Антонина, Анфиса и Александра Поярковы

На смену этим немцам пришли другие, что по почтовой части. Они отличались от прежних добрым нравом, и мне иногда даже перепадало что-то вкусненькое: то кусочек сахара, то хлеб и остатки от обеда.

Война. Мы — дети, часто бегали с мальчишками по улице Полевой, той, где сейчас мелькомбинат. Видели, как там расстреливали военнопленных. После этого земля еще несколько дней шевелилась…

Как-то в наш дом пришел полицай и привел немцев, которые сказали, что нужно идти сделать прививки, а потом по домам.

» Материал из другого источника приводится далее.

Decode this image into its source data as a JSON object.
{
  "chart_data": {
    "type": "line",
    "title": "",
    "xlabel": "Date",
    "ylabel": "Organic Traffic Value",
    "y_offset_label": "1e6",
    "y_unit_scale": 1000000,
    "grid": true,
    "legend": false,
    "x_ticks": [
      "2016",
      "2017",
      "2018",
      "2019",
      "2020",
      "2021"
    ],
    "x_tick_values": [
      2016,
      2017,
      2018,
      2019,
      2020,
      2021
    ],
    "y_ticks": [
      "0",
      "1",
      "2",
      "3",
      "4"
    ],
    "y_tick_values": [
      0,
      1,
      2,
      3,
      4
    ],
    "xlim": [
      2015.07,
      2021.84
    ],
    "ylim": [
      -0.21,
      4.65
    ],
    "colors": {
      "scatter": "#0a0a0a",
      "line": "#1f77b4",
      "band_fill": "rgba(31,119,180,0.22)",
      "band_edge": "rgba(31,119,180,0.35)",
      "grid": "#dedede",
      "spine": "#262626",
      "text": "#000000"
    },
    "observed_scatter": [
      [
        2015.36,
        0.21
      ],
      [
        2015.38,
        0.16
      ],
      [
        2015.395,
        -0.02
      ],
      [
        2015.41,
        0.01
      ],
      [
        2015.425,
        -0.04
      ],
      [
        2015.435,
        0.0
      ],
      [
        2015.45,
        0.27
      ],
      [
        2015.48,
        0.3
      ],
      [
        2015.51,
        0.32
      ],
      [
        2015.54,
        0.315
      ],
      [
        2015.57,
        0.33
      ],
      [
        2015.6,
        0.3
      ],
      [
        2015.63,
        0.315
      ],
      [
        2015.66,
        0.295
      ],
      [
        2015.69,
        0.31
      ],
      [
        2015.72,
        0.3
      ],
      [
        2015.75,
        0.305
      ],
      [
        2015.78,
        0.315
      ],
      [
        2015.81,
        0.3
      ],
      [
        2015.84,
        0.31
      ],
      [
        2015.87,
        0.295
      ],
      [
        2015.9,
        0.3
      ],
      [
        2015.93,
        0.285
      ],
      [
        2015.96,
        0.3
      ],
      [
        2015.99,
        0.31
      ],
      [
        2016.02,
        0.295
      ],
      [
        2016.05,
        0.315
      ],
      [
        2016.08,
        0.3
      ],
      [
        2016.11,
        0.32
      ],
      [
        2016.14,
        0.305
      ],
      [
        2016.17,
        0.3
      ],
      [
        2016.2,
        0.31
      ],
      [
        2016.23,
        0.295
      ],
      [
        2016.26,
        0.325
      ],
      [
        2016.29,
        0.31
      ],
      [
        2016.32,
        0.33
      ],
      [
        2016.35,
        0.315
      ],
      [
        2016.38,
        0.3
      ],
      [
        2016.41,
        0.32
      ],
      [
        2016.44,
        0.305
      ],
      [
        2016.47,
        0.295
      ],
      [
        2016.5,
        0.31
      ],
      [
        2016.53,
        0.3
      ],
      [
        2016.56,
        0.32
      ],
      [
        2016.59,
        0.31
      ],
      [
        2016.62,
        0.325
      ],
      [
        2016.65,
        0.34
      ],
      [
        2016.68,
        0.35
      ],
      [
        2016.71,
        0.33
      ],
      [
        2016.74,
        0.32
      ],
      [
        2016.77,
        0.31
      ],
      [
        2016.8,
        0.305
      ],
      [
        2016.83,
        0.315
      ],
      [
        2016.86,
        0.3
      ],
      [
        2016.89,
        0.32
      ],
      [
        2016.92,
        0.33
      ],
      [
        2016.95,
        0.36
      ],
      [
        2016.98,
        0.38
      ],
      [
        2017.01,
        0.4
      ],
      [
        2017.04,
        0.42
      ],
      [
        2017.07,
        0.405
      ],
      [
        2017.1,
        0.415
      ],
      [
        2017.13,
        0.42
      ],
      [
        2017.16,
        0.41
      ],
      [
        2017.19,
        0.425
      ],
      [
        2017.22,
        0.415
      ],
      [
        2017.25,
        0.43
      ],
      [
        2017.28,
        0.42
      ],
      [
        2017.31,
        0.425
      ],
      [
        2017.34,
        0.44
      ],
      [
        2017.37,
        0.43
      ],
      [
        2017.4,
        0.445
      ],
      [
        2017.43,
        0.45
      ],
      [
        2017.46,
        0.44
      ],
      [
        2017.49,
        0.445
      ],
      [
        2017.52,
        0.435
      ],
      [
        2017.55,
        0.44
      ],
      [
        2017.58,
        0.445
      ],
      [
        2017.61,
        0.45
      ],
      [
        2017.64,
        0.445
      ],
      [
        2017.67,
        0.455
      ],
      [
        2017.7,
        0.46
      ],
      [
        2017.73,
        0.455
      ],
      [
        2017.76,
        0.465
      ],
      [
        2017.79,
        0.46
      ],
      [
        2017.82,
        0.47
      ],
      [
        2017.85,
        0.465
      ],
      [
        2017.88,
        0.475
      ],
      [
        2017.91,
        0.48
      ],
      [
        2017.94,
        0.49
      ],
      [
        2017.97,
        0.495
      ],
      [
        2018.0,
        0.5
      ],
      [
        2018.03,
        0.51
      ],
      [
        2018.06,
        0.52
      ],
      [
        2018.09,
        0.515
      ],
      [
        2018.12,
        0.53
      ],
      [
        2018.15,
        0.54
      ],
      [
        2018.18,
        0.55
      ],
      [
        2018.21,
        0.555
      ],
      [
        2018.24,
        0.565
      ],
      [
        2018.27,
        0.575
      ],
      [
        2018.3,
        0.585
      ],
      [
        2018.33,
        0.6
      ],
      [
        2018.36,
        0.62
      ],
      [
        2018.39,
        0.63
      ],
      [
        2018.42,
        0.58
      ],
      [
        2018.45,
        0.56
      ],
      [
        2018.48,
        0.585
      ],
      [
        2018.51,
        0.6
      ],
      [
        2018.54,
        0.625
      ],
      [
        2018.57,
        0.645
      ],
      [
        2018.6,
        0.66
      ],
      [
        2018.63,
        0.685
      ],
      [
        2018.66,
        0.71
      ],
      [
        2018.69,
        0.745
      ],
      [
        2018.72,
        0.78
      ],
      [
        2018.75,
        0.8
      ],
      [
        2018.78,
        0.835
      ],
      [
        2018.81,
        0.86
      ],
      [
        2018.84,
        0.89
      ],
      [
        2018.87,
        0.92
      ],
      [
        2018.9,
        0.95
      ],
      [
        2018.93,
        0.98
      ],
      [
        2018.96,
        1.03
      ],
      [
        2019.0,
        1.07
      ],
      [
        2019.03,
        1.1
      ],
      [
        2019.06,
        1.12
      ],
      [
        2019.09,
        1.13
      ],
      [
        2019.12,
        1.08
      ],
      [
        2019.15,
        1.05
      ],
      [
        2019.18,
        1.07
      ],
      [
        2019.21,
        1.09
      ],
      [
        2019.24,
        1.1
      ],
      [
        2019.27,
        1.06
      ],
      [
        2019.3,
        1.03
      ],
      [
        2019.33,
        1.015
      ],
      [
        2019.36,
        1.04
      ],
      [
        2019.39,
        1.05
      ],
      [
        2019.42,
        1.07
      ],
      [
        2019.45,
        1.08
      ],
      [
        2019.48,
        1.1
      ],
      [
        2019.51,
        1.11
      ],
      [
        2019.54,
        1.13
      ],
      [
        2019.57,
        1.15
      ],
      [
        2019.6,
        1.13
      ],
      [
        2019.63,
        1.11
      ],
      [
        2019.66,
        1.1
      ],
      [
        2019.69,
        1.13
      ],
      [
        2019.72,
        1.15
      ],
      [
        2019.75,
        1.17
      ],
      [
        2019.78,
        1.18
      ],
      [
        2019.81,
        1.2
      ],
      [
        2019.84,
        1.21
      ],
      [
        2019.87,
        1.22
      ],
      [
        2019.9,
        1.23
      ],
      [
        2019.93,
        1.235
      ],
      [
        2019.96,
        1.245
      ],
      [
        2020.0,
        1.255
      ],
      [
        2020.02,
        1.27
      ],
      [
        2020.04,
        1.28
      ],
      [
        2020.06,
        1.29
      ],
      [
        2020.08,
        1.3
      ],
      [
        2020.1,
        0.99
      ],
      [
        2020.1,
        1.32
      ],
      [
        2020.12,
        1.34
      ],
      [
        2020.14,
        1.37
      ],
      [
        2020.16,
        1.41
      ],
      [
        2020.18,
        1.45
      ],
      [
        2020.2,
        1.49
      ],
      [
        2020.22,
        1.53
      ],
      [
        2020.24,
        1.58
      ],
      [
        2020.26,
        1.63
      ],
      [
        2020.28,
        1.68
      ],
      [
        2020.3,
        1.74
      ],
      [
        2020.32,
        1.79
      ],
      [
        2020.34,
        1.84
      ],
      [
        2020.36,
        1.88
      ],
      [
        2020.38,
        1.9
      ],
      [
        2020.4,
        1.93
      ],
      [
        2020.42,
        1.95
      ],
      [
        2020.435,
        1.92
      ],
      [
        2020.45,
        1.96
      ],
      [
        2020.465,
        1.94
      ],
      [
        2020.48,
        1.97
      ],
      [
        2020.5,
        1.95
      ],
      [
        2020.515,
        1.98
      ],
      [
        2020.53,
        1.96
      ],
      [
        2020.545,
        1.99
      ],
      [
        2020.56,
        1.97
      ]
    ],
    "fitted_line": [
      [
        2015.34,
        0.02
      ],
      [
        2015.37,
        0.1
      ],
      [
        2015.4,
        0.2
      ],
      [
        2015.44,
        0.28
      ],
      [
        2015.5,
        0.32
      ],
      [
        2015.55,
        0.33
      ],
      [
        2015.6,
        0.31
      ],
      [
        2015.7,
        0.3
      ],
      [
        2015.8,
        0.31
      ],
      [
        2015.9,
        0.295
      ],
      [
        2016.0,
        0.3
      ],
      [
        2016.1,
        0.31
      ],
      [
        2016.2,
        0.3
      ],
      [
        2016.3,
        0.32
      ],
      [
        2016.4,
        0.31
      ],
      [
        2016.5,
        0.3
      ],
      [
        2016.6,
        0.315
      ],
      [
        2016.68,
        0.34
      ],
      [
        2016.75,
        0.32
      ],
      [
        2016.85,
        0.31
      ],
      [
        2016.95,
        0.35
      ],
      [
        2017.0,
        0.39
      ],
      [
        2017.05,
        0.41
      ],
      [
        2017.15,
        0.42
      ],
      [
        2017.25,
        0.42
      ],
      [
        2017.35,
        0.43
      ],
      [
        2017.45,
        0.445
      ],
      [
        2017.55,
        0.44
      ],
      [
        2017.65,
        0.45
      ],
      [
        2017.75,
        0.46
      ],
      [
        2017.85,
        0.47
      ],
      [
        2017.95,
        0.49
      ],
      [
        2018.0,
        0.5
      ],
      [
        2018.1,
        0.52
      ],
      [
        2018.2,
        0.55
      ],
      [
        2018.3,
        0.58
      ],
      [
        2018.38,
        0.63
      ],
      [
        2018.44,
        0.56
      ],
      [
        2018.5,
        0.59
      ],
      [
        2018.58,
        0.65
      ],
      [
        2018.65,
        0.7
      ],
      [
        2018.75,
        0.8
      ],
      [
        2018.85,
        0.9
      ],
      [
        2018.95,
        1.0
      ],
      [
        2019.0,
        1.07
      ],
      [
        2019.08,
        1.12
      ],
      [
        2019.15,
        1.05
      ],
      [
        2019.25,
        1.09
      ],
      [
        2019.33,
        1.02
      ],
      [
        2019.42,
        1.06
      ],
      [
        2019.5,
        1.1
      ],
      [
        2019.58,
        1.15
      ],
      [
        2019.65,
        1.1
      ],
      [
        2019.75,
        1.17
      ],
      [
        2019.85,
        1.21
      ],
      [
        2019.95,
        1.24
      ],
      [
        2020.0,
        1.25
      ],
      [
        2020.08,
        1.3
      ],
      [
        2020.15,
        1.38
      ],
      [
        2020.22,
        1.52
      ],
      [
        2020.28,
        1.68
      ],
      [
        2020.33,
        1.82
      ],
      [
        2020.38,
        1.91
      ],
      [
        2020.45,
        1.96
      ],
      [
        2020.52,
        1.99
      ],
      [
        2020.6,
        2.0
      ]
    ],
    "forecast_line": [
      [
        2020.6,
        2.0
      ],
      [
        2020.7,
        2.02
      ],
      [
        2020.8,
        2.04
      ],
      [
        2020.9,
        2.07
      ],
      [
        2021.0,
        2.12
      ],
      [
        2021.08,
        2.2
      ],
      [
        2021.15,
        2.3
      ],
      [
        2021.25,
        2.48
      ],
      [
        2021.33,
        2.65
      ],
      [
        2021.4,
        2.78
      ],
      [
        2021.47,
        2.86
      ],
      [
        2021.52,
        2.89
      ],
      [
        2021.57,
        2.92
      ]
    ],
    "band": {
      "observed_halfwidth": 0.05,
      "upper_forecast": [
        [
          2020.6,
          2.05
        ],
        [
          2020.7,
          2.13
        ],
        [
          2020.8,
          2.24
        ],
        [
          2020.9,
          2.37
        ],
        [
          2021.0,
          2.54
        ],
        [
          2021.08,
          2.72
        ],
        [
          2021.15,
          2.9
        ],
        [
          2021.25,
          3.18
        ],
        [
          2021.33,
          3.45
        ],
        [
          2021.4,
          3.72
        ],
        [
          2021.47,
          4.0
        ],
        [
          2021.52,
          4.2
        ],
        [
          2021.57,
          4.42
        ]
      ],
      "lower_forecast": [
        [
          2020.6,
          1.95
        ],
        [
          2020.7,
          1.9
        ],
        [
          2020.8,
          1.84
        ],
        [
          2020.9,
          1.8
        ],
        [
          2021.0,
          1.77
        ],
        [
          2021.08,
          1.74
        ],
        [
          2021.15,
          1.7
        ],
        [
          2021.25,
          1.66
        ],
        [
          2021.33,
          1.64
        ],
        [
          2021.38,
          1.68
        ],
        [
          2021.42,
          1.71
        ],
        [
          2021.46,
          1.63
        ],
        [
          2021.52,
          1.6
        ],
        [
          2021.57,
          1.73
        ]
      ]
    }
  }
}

Когда мы пришли в указанное место, нас заперли. Утром следующего дня кого-то полицаи отпустили за одеждой. Отец остался в лагере, а мы с несколькими девчонками спустились к Волге у Казанского кладбища и спрятались в блиндажах. Но просидели недолго, осенний морозец пробирал до костей, и я пошла домой. Не успела зажечь в комнате огонь, как снова пришел полицай и увел меня в лагерь. Народу там собрали много, особенно молодых девчат. Оттуда под конвоем мы дошли до станции «Рождественское», где нас по очереди погрузили на товарняк и повезли на станцию «Орша», а там всем велели помыться. Когда выяснилось, что отец занимался кузнечным делом, в трудовой лагерь его не взяли, поставили на лоб треугольную печать и сказали, чтобы отправлялся домой. Но в родные места он не попал, а оказался на американской зоне в городе Франкфурт-на-Майне.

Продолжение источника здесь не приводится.